Solving a problem is harder to do when emotions are in the way. Therefore, it is extremely important to equip children with problem-solving skills that they can use when frustration takes hold. Brainstorm potential problems he or she might face, such as dealing with peer pressure, completing homework, or washing the undisciplined dog. Then talk about ways those problems can be solved. Determine several possible solutions and have your child pick the solution he or she is most comfortable using. Finally, help your child act out those situations to have a practiced plan in place the moment they feel frustrated. Giving your children the tools will help them solve potentially frustrating situations.
Ask for help
Children become even more frustrated when they cannot find solutions, and they need to be able to ask for help when they get in a bind. Therefore, show your children the various ways of appropriately asking for help, such as raising their hand in a classroom, walking up to an information booth, or typing in “how to …” in a Google search box.
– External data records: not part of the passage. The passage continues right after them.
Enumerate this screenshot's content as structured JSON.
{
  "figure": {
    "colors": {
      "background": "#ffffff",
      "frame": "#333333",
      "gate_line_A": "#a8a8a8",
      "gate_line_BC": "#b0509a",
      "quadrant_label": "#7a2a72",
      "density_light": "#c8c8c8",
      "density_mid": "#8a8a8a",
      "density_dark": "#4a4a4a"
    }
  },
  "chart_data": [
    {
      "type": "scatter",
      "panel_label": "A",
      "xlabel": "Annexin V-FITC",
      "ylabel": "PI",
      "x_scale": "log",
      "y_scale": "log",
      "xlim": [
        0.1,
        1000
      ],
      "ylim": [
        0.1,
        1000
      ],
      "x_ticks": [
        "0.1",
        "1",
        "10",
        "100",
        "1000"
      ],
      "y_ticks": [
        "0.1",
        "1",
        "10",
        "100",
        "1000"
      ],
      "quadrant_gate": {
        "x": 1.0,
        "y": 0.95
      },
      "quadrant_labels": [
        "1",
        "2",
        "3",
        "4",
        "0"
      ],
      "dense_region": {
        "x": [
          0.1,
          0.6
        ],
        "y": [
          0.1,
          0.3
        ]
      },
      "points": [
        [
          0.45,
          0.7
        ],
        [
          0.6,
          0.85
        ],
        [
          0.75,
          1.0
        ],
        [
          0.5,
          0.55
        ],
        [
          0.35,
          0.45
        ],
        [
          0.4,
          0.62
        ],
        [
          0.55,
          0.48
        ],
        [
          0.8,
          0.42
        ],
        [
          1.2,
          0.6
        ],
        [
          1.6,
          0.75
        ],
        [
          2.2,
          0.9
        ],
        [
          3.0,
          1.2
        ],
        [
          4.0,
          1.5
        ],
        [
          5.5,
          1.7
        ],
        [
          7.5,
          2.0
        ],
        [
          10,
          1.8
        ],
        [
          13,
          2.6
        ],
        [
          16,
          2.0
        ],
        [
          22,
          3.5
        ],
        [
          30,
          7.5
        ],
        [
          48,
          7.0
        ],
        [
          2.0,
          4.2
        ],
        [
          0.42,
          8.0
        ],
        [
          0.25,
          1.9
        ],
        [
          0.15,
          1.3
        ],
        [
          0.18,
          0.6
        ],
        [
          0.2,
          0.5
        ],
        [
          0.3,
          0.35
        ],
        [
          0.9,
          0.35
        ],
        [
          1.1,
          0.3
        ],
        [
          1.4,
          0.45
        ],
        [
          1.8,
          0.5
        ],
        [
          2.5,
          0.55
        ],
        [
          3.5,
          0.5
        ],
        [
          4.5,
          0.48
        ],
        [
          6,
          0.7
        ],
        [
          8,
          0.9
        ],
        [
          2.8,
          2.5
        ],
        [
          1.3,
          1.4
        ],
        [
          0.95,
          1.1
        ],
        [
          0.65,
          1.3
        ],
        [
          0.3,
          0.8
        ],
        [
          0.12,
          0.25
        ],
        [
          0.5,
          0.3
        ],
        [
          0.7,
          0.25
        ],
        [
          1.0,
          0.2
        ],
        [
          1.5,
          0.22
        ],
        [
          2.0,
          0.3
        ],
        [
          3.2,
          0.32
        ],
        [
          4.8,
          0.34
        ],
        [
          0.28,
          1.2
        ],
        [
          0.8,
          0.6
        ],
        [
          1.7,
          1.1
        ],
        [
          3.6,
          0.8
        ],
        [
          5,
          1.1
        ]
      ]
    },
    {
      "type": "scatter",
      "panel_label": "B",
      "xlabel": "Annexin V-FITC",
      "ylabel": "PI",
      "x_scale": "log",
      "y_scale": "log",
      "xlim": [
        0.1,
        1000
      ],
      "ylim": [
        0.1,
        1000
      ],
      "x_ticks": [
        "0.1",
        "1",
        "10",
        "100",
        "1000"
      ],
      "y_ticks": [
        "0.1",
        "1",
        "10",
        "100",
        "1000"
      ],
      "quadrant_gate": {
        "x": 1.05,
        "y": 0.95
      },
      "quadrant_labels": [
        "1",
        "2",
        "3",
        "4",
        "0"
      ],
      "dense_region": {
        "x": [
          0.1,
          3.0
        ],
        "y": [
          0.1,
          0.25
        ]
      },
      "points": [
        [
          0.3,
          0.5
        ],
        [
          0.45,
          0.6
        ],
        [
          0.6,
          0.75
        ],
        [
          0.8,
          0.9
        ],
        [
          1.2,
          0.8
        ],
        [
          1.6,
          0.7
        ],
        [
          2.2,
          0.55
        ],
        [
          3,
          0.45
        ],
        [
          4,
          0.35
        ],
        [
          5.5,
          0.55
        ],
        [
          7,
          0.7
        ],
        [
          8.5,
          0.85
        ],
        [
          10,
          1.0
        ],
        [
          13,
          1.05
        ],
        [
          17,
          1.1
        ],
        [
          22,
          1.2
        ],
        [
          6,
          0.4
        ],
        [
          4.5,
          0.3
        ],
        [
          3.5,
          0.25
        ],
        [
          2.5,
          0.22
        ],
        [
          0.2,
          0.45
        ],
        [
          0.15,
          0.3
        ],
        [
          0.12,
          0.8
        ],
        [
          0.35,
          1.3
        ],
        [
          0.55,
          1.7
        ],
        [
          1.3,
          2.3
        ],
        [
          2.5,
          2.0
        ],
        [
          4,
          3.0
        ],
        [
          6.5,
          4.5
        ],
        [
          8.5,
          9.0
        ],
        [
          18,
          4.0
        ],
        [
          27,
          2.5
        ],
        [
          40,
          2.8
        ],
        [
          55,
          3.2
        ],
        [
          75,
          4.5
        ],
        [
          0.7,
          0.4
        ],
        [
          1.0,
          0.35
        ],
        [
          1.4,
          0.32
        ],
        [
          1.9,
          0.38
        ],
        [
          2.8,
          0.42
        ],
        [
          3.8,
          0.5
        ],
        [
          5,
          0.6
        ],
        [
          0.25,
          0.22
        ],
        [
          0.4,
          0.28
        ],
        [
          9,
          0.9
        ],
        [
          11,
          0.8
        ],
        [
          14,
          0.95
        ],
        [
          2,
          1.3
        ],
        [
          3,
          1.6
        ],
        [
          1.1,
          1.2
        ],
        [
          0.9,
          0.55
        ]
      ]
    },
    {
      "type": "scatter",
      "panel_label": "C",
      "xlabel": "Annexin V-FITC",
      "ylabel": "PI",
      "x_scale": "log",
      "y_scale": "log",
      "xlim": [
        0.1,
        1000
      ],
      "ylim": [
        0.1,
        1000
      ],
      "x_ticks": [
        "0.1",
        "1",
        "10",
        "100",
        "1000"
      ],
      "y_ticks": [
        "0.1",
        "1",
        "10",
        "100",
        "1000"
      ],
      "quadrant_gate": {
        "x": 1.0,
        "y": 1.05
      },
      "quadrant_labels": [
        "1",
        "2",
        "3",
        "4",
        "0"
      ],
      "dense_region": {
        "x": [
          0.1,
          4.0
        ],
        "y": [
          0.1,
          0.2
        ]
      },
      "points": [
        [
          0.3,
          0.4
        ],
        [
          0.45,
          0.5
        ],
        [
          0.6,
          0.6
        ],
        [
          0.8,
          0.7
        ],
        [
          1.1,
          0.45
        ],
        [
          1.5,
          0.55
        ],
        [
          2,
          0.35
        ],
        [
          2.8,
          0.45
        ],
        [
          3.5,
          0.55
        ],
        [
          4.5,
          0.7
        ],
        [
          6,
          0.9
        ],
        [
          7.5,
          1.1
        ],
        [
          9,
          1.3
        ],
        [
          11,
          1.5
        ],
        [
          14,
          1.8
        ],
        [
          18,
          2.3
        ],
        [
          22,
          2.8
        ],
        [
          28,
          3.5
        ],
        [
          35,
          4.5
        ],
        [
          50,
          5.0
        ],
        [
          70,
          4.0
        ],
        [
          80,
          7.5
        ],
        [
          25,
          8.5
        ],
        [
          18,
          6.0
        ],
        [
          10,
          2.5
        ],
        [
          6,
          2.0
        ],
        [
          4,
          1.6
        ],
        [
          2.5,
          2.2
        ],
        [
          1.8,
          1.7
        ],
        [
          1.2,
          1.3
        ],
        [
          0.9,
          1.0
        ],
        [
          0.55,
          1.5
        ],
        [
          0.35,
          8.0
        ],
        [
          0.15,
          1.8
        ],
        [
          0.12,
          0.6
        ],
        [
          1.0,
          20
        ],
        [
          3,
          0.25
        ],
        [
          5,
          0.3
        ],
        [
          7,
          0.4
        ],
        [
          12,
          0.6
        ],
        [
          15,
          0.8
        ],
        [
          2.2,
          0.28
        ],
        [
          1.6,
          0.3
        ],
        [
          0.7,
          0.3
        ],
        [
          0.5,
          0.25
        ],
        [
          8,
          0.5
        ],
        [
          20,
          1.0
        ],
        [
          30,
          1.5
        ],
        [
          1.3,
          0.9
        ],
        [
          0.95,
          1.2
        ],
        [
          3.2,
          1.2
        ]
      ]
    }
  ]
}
Often taken for granted, the skill of asking for help should be explicitly taught to preteens and teens who are often too intimidated or egotistical to admit when they don’t know. Encouraging kids to seek assistance when they need help may save them from the frustration of believing they have to figure things out on their own and allow them other possible ways to find solutions.
Teaching your child how to defuse frustration will help them go from healthy, happy, and well-adjusted children to healthy, happy, and well-adjusted adults.